We’ll need to know what the various functors’ actions on arrows are, so here’s a reminder: \[\begin{eqnarray} && \mathrm{Ap}: (\mathbf{C}⇒ \mathbf{D}) × \mathbf{C}→ \mathbf{D}\\ && \mathrm{Ap}\;(F, C) = F \;C \\ && \mathrm{Ap}\;(θ : F → G, f : C → D) : F \;C → G \;D \\ && \mathrm{Ap}\;(θ , f) = G \;f ∘ θ_C \\ && \\ && \mathrm{Hom}: \mathbf{C}^{\mathrm{op}} × \mathbf{C}→ \mathbf{Sets}\\ && \mathrm{Hom}\;(C, D) = \mathrm{Hom}(C, D) \\ && \mathrm{Hom}\;(f : C′ → C ∈ \mathbf{C}, g : D → D′ ∈ \mathbf{C}) : \mathrm{Hom}(C, D) → \mathrm{Hom}(C′, D′) \\ && \mathrm{Hom}\;(f , g) = λ (h : C → D) → g ∘ h ∘ f \\ && \\ && y : \mathbf{C}→ \mathbf{C}^{\mathrm{op}} ⇒ \mathbf{Sets}\\ && y \;D = \mathrm{Hom}(∙, D) \\ && y \;(f : D → D′) : \mathrm{Hom}(∙, D) → \mathrm{Hom}(∙, D′) \\ && (y \;f)_C = λ (h : C → D) → f ∘ h \end{eqnarray}\]

Now we can simplify the terms on both sides of the equation.
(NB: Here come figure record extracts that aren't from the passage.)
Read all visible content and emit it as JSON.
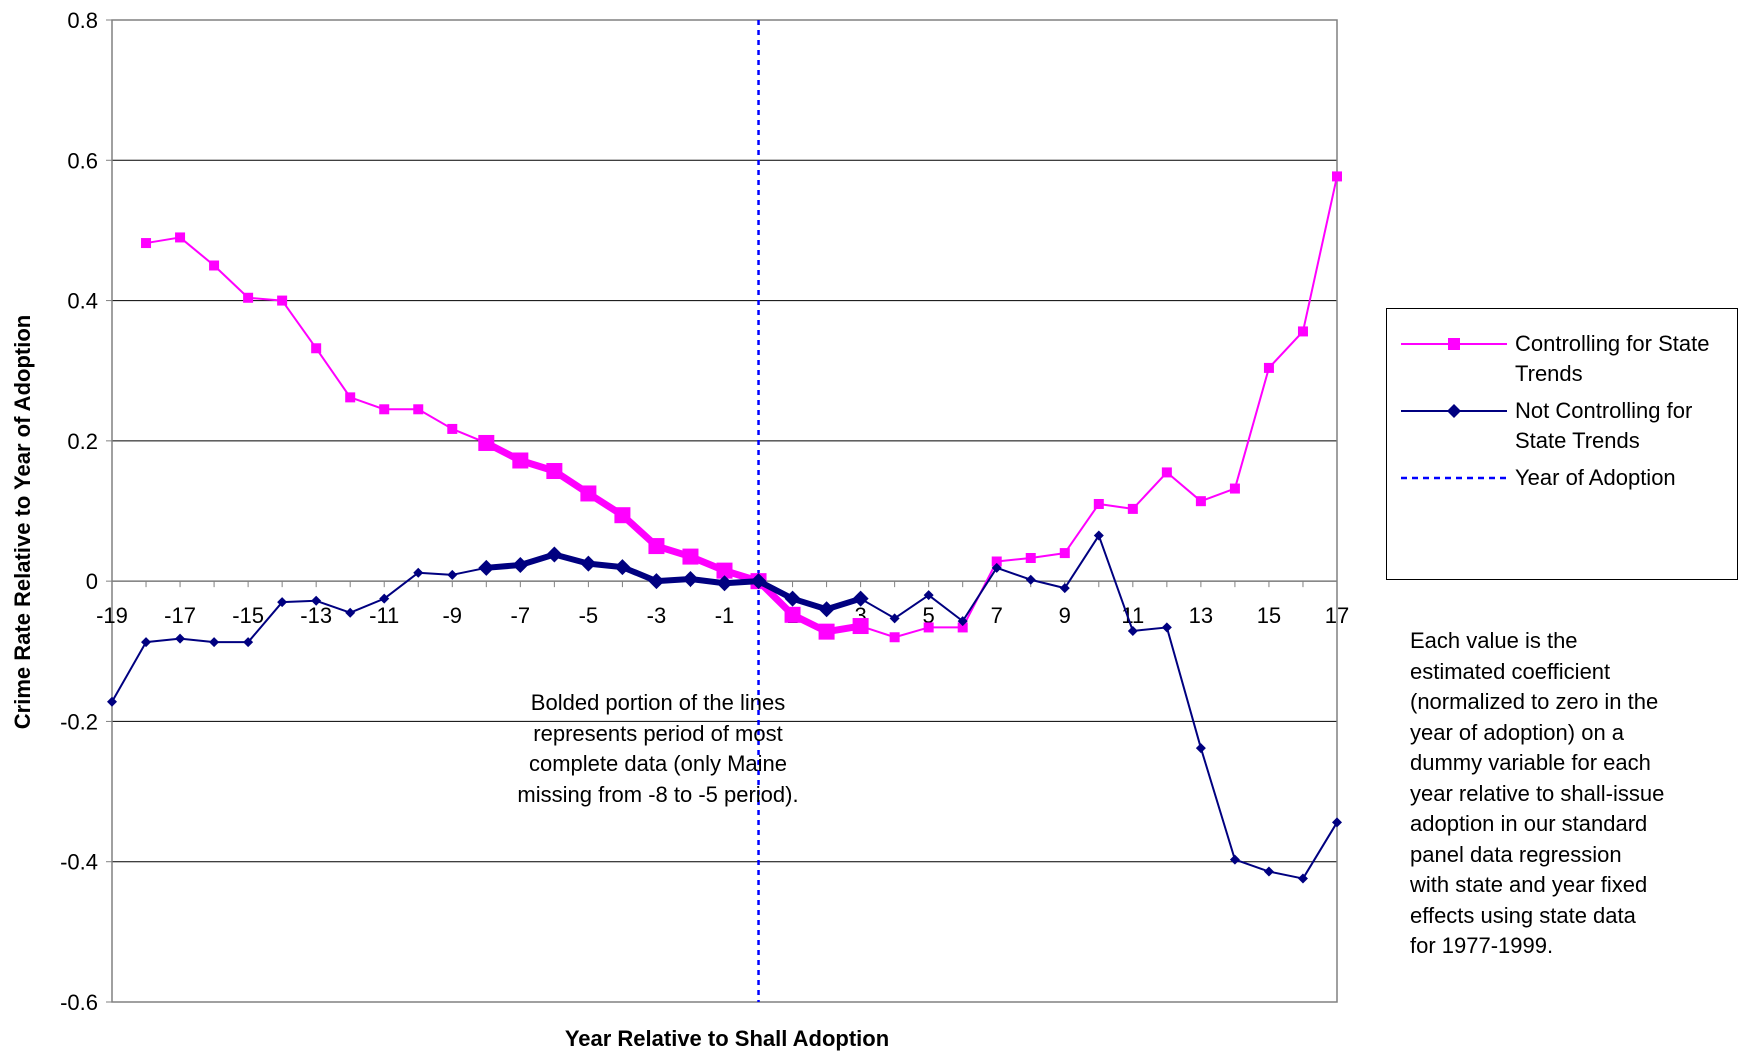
{
  "chart_data": {
    "type": "line",
    "title": "",
    "xlabel": "Year Relative to Shall Adoption",
    "ylabel": "Crime Rate Relative to Year of Adoption",
    "xlim": [
      -19,
      17
    ],
    "ylim": [
      -0.6,
      0.8
    ],
    "grid": "horizontal",
    "legend_position": "right",
    "x_tick_labels": [
      "-19",
      "-17",
      "-15",
      "-13",
      "-11",
      "-9",
      "-7",
      "-5",
      "-3",
      "-1",
      "1",
      "3",
      "5",
      "7",
      "9",
      "11",
      "13",
      "15",
      "17"
    ],
    "y_tick_labels": [
      "0.8",
      "0.6",
      "0.4",
      "0.2",
      "0",
      "-0.2",
      "-0.4",
      "-0.6"
    ],
    "x": [
      -19,
      -18,
      -17,
      -16,
      -15,
      -14,
      -13,
      -12,
      -11,
      -10,
      -9,
      -8,
      -7,
      -6,
      -5,
      -4,
      -3,
      -2,
      -1,
      0,
      1,
      2,
      3,
      4,
      5,
      6,
      7,
      8,
      9,
      10,
      11,
      12,
      13,
      14,
      15,
      16,
      17
    ],
    "bold_range": [
      -8,
      3
    ],
    "series": [
      {
        "name": "Controlling for State Trends",
        "color": "#ff00ff",
        "marker": "square",
        "values": [
          null,
          0.482,
          0.49,
          0.45,
          0.404,
          0.4,
          0.332,
          0.262,
          0.245,
          0.245,
          0.217,
          0.197,
          0.172,
          0.157,
          0.125,
          0.094,
          0.05,
          0.035,
          0.015,
          0.0,
          -0.048,
          -0.072,
          -0.064,
          -0.08,
          -0.066,
          -0.066,
          0.028,
          0.033,
          0.04,
          0.11,
          0.103,
          0.155,
          0.114,
          0.132,
          0.304,
          0.356,
          0.577
        ]
      },
      {
        "name": "Not Controlling for State Trends",
        "color": "#000080",
        "marker": "diamond",
        "values": [
          -0.172,
          -0.087,
          -0.082,
          -0.087,
          -0.087,
          -0.03,
          -0.028,
          -0.045,
          -0.025,
          0.012,
          0.009,
          0.019,
          0.023,
          0.038,
          0.025,
          0.02,
          0.0,
          0.003,
          -0.003,
          0.0,
          -0.025,
          -0.04,
          -0.025,
          -0.053,
          -0.02,
          -0.057,
          0.019,
          0.002,
          -0.01,
          0.065,
          -0.071,
          -0.066,
          -0.238,
          -0.397,
          -0.414,
          -0.424,
          -0.344
        ]
      },
      {
        "name": "Year of Adoption",
        "color": "#0000ff",
        "style": "dotted-vertical",
        "x": 0
      }
    ],
    "annotation": [
      "Bolded portion of the lines",
      "represents period of most",
      "complete data (only Maine",
      "missing from -8 to -5 period)."
    ],
    "note": "Each value is the estimated coefficient (normalized to zero in the year of adoption) on a dummy variable for each year relative to shall-issue adoption in our standard panel data regression with state and year fixed effects using state data for 1977-1999."
  },
  "legend": {
    "items": [
      {
        "label_line1": "Controlling for State",
        "label_line2": "Trends"
      },
      {
        "label_line1": "Not Controlling for",
        "label_line2": "State Trends"
      },
      {
        "label_line1": "Year of Adoption",
        "label_line2": ""
      }
    ]
  },
  "annotation_lines": [
    "Bolded portion of the lines",
    "represents period of most",
    "complete data (only Maine",
    "missing from -8 to -5 period)."
  ],
  "note_lines": [
    "Each value is the",
    "estimated coefficient",
    "(normalized to zero in the",
    "year of adoption) on a",
    "dummy variable for each",
    "year relative to shall-issue",
    "adoption in our standard",
    "panel data regression",
    "with state and year fixed",
    "effects using state data",
    "for 1977-1999."
  ]
}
They denote functions from \(\mathrm{Hom}(y \;C, F)\) to \(G \;D\), so we apply them to some natural transformation \(ι : y \;C → F\). On the left-hand side:

\[\begin{eqnarray} && ((\mathrm{Ap}∘ \mathrm{Swap}) \;(f, θ) ∘ i_{C, F}) \;ι \\ &=& (\mathrm{Ap}\;(θ, f) ∘ i_{C, F}) \;ι \\ &=& (G f ∘ θ_C ∘ i_{C, F}) \;ι \\ &=& (G f ∘ θ_C) \;(i_{C, F} \;ι) \\ &=& (G f ∘ θ_C) \;(ι_C \;\mathrm{id}_C) \\ &=& (G f ∘ θ_C ∘ ι_C) \;\mathrm{id}_C \\ &=& (G f ∘ (θ ∘ ι)_C) \;\mathrm{id}_C \\ &=& ((θ ∘ ι)_D ∘ y \;C \;f) \;\mathrm{id}_C \\ &=& ((θ ∘ ι)_D \;(y \;C \;f \;\mathrm{id}_C) \\ &=& ((θ ∘ ι)_D \;(id_C ∘ f)) \\ &=& (θ ∘ ι)_D \;f \end{eqnarray}\]

And the right-hand side:

\[\begin{eqnarray} && (i_{D, G} ∘ (\mathrm{Hom}∘ ⟨ y^{\mathrm{op}} × \mathrm{id}⟩) \;(f , θ)) \;ι \\ &=& (i_{D, G} ∘ (\mathrm{Hom}\;(y^{\mathrm{op}} \;f , θ)) \;ι \\ &=& i_{D, G} \;((\mathrm{Hom}\;(y^{\mathrm{op}} \;f , θ)) \;ι) \\ &=& i_{D, G} \;(θ ∘ ι ∘ y^{\mathrm{op}} \;f) \\ &=& i_{D, G} \;(θ ∘ ι ∘ y^{\mathrm{op}} \;f) \\ &=& (θ ∘ ι ∘ y^{\mathrm{op}} \;f)_D \;id_D \\ &=& (θ ∘ ι)_D \;((y^{\mathrm{op}} \;f)_D \;id_D) \\ &=& (θ ∘ ι)_D \;(f ∘ id_D) \\ &=& (θ ∘ ι)_D \;f \end{eqnarray}\]

The equation holds, so \(i\) is indeed natural. Naturality of \(j = i^{-1}\) already follows from this, and so we have a natural iso.